Setup Squid proxy with caching on CentOS
Squid Proxy setup with caching on CentOS is our next short tutorial where we will learn how to install Squid in just a few easy steps, with caching enabled on a CentOS VM. Squid is still one of the best software for setting up a proxy that comes packed with many great features like caching, authentication and many others despite the fact that it has a very small footprint in terms of resources compared to many other solutions available on the market. By using Squid’s caching feature we can save a lot of bandwidth and we can even reduce the costs if for example this solution is used in a cloud environment. In this particular tutorial we will show you how easy is to setup Squid on CentOS, enable caching and also how to configure all Squid clients to use a system-wide proxy solution based on Squid, basically all external requests from these clients will be passed to Squid and from here we can easily manage these in various ways to fit to our scenario. This means that we don’t necessarily have to use any managed or unmanaged NAT solution to pull data from the internet unless we have a good reason for that. By using Squid we can decrease and even eliminate NAT Gateways costs by simply using its proxy and caching features, this being also a more elegant and flexible solution as opposed to any managed solution from any cloud provider.
Table of contents
Setup Squid on CentOS using yum
Setting up Squid on CentOS is not different than any other base package that comes within CentOS default repos, all we have to do is just to use
yum package manager to install this on our system, lets do a system update first just to make sure that we are using latest updates, assuming that we have a dedicated VM machine for setting up squid on it:
Once our system is up to date then we can safely proceed to install Squid like shown in the example below, one again using
yum, so lets type the next command on our terminal window:
yum install -y squid
We are now done installing, this is all we have to install on our machine in terms of packages in order to setup a proxy server, we can now move to our next step where we have to configure Squid’s caching path.

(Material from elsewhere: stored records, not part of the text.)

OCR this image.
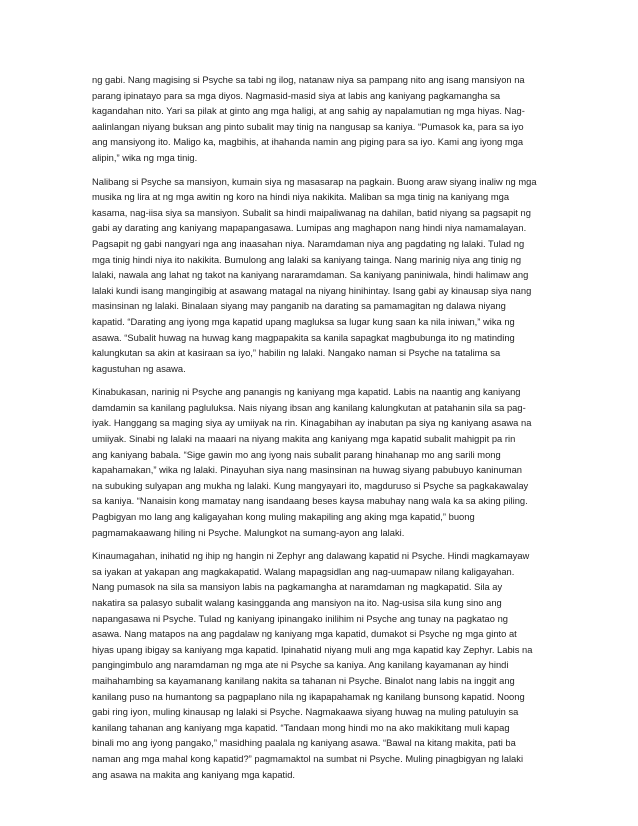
ng gabi. Nang magising si Psyche sa tabi ng ilog, natanaw niya sa pampang nito ang isang mansiyon na
parang ipinatayo para sa mga diyos. Nagmasid-masid siya at labis ang kaniyang pagkamangha sa
kagandahan nito. Yari sa pilak at ginto ang mga haligi, at ang sahig ay napalamutian ng mga hiyas. Nag-
aalinlangan niyang buksan ang pinto subalit may tinig na nangusap sa kaniya. “Pumasok ka, para sa iyo
ang mansiyong ito. Maligo ka, magbihis, at ihahanda namin ang piging para sa iyo. Kami ang iyong mga
alipin,” wika ng mga tinig.
Nalibang si Psyche sa mansiyon, kumain siya ng masasarap na pagkain. Buong araw siyang inaliw ng mga
musika ng lira at ng mga awitin ng koro na hindi niya nakikita. Maliban sa mga tinig na kaniyang mga
kasama, nag-iisa siya sa mansiyon. Subalit sa hindi maipaliwanag na dahilan, batid niyang sa pagsapit ng
gabi ay darating ang kaniyang mapapangasawa. Lumipas ang maghapon nang hindi niya namamalayan.
Pagsapit ng gabi nangyari nga ang inaasahan niya. Naramdaman niya ang pagdating ng lalaki. Tulad ng
mga tinig hindi niya ito nakikita. Bumulong ang lalaki sa kaniyang tainga. Nang marinig niya ang tinig ng
lalaki, nawala ang lahat ng takot na kaniyang nararamdaman. Sa kaniyang paniniwala, hindi halimaw ang
lalaki kundi isang mangingibig at asawang matagal na niyang hinihintay. Isang gabi ay kinausap siya nang
masinsinan ng lalaki. Binalaan siyang may panganib na darating sa pamamagitan ng dalawa niyang
kapatid. “Darating ang iyong mga kapatid upang magluksa sa lugar kung saan ka nila iniwan,” wika ng
asawa. “Subalit huwag na huwag kang magpapakita sa kanila sapagkat magbubunga ito ng matinding
kalungkutan sa akin at kasiraan sa iyo,” habilin ng lalaki. Nangako naman si Psyche na tatalima sa
kagustuhan ng asawa.
Kinabukasan, narinig ni Psyche ang panangis ng kaniyang mga kapatid. Labis na naantig ang kaniyang
damdamin sa kanilang pagluluksa. Nais niyang ibsan ang kanilang kalungkutan at patahanin sila sa pag-
iyak. Hanggang sa maging siya ay umiiyak na rin. Kinagabihan ay inabutan pa siya ng kaniyang asawa na
umiiyak. Sinabi ng lalaki na maaari na niyang makita ang kaniyang mga kapatid subalit mahigpit pa rin
ang kaniyang babala. “Sige gawin mo ang iyong nais subalit parang hinahanap mo ang sarili mong
kapahamakan,” wika ng lalaki. Pinayuhan siya nang masinsinan na huwag siyang pabubuyo kaninuman
na subuking sulyapan ang mukha ng lalaki. Kung mangyayari ito, magduruso si Psyche sa pagkakawalay
sa kaniya. “Nanaisin kong mamatay nang isandaang beses kaysa mabuhay nang wala ka sa aking piling.
Pagbigyan mo lang ang kaligayahan kong muling makapiling ang aking mga kapatid,” buong
pagmamakaawang hiling ni Psyche. Malungkot na sumang-ayon ang lalaki.
Kinaumagahan, inihatid ng ihip ng hangin ni Zephyr ang dalawang kapatid ni Psyche. Hindi magkamayaw
sa iyakan at yakapan ang magkakapatid. Walang mapagsidlan ang nag-uumapaw nilang kaligayahan.
Nang pumasok na sila sa mansiyon labis na pagkamangha at naramdaman ng magkapatid. Sila ay
nakatira sa palasyo subalit walang kasingganda ang mansiyon na ito. Nag-usisa sila kung sino ang
napangasawa ni Psyche. Tulad ng kaniyang ipinangako inilihim ni Psyche ang tunay na pagkatao ng
asawa. Nang matapos na ang pagdalaw ng kaniyang mga kapatid, dumakot si Psyche ng mga ginto at
hiyas upang ibigay sa kaniyang mga kapatid. Ipinahatid niyang muli ang mga kapatid kay Zephyr. Labis na
pangingimbulo ang naramdaman ng mga ate ni Psyche sa kaniya. Ang kanilang kayamanan ay hindi
maihahambing sa kayamanang kanilang nakita sa tahanan ni Psyche. Binalot nang labis na inggit ang
kanilang puso na humantong sa pagpaplano nila ng ikapapahamak ng kanilang bunsong kapatid. Noong
gabi ring iyon, muling kinausap ng lalaki si Psyche. Nagmakaawa siyang huwag na muling patuluyin sa
kanilang tahanan ang kaniyang mga kapatid. “Tandaan mong hindi mo na ako makikitang muli kapag
binali mo ang iyong pangako,” masidhing paalala ng kaniyang asawa. “Bawal na kitang makita, pati ba
naman ang mga mahal kong kapatid?” pagmamaktol na sumbat ni Psyche. Muling pinagbigyan ng lalaki
ang asawa na makita ang kaniyang mga kapatid.
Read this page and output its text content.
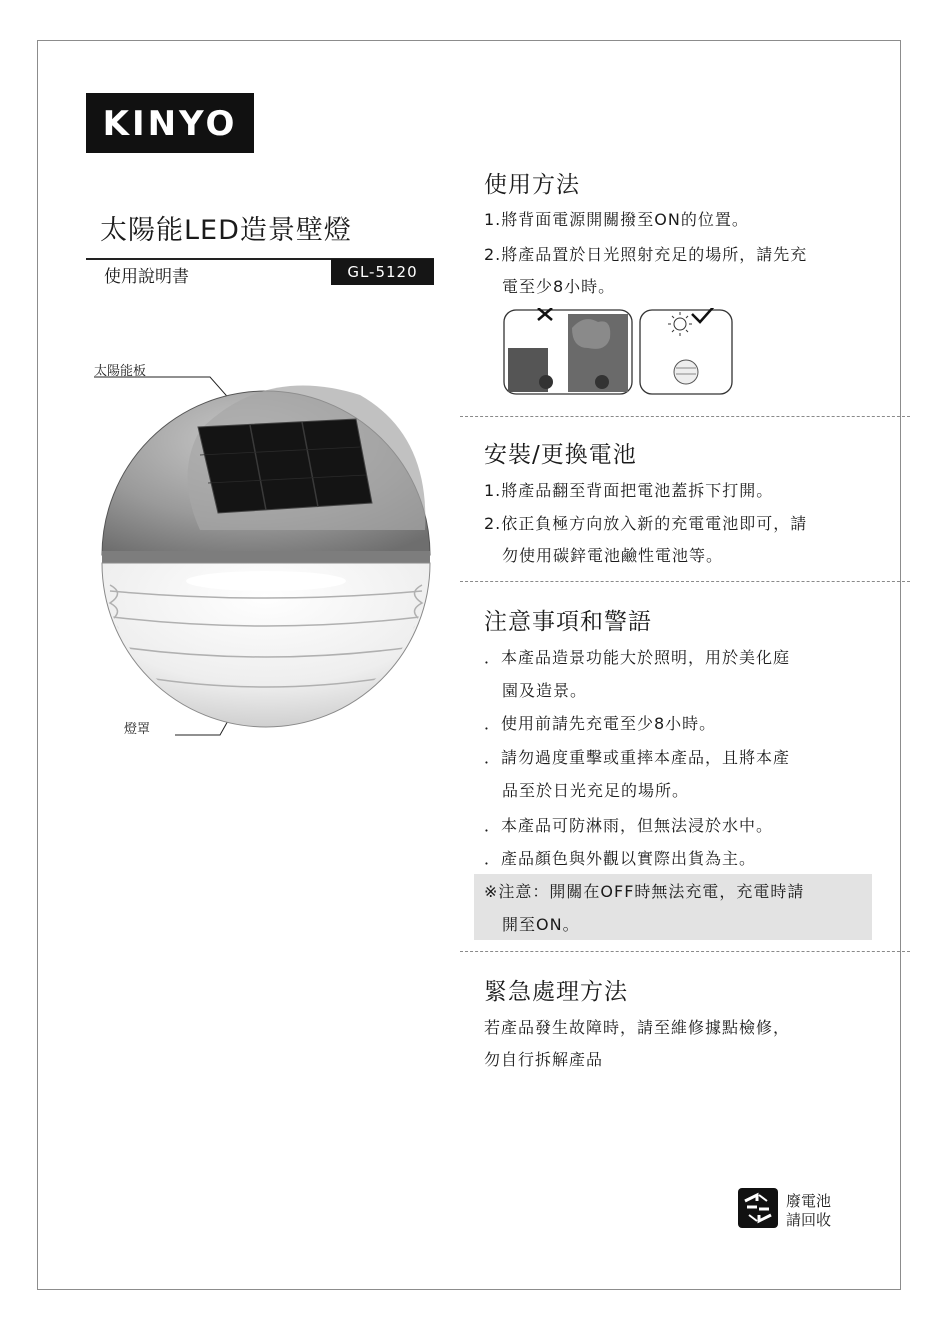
KINYO
太陽能LED造景壁燈
使用說明書	GL-5120
太陽能板
燈罩
使用方法
1.將背面電源開關撥至ON的位置。
2.將產品置於日光照射充足的場所，請先充
電至少8小時。
安裝/更換電池
1.將產品翻至背面把電池蓋拆下打開。
2.依正負極方向放入新的充電電池即可，請
勿使用碳鋅電池鹼性電池等。
注意事項和警語
．本產品造景功能大於照明，用於美化庭
園及造景。
．使用前請先充電至少8小時。
．請勿過度重擊或重摔本產品，且將本產
品至於日光充足的場所。
．本產品可防淋雨，但無法浸於水中。
．產品顏色與外觀以實際出貨為主。
※注意：開關在OFF時無法充電，充電時請
開至ON。
緊急處理方法
若產品發生故障時，請至維修據點檢修，
勿自行拆解產品
廢電池
請回收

Configure Squid caching path
This particular step is not quite a must but as we have said in the beginning of our tutorial this can really have a positive impact on cost savings from a bandwidth point of view. Using Squid’s Caching feature it means that all clients will pick up data from the internet like packages for example only when these are not present on Squid machine. For example a simple
yum update from one of the clients configured to use Squid as proxy server will store all received data to Squid first, the second machine that will invoke later
yum update will pick up the files straight from Squid machine as these are already present there.
Prior configuring Squid Caching please make sure that you have a dedicated disk for this on you Squid machine, it doesn’t necessarily have to be a fast disk. Once the disk is in place lets start by editing
squid.conf file like shown here:
Assuming that we have a 20GB disk mounted on
/mnt/squid/cache, specifically for Squid Caching lets change
cache_dir parameters like this:
cache_dir ufs /mnt/squid/cache 20000 16 256
Above we have four main parameters needed for caching,
/mnt/squid/cache is the path where all cached content will be placed,
20000 (20GB) is the overall maximum cache size that can be stored by Squid,
16 is the first-level subdirectories for all cached content – root folders under caching path – and finally
256 is the second-level subdirectories. Don’t go wild and increase the values for first and second-level subdirectories because then Squid will spend a lot of time browsing these subdirectories instead of serving files.
Now we can save and close
squid.conf file and lets make sure that
/mnt/squid/cache is owned by
squid user using
chown command like this:
chown -R /mnt/squid/cache squid:squid
Enable and start Squid service
This is the most easy part of our entire tutorial, enabling Squid service daemon and starting the service:
systemctl enable squid && systemctl start squid
These are all the septs needed for setting up our Squid proxy and caching solution, now we will be moving to the next step where we have to configure the clients.
Configure system-wide proxy for Squid clients
Now on each host client (VM, bare metal etc.) let’s edit the
environment file, this particular file helps us to implement our Squid system-wide proxy solution:
All we have to do is just to add the next three lines, of course assuming that our Squid proxy server has the IP address
http_proxy="http://10.10.0.2:3128" https_proxy="https://10.10.0.2:3128" ftp_proxy="ftp://10.10.0.2:3128"
Save the file and enjoy, that is all, our short tutorial ends here.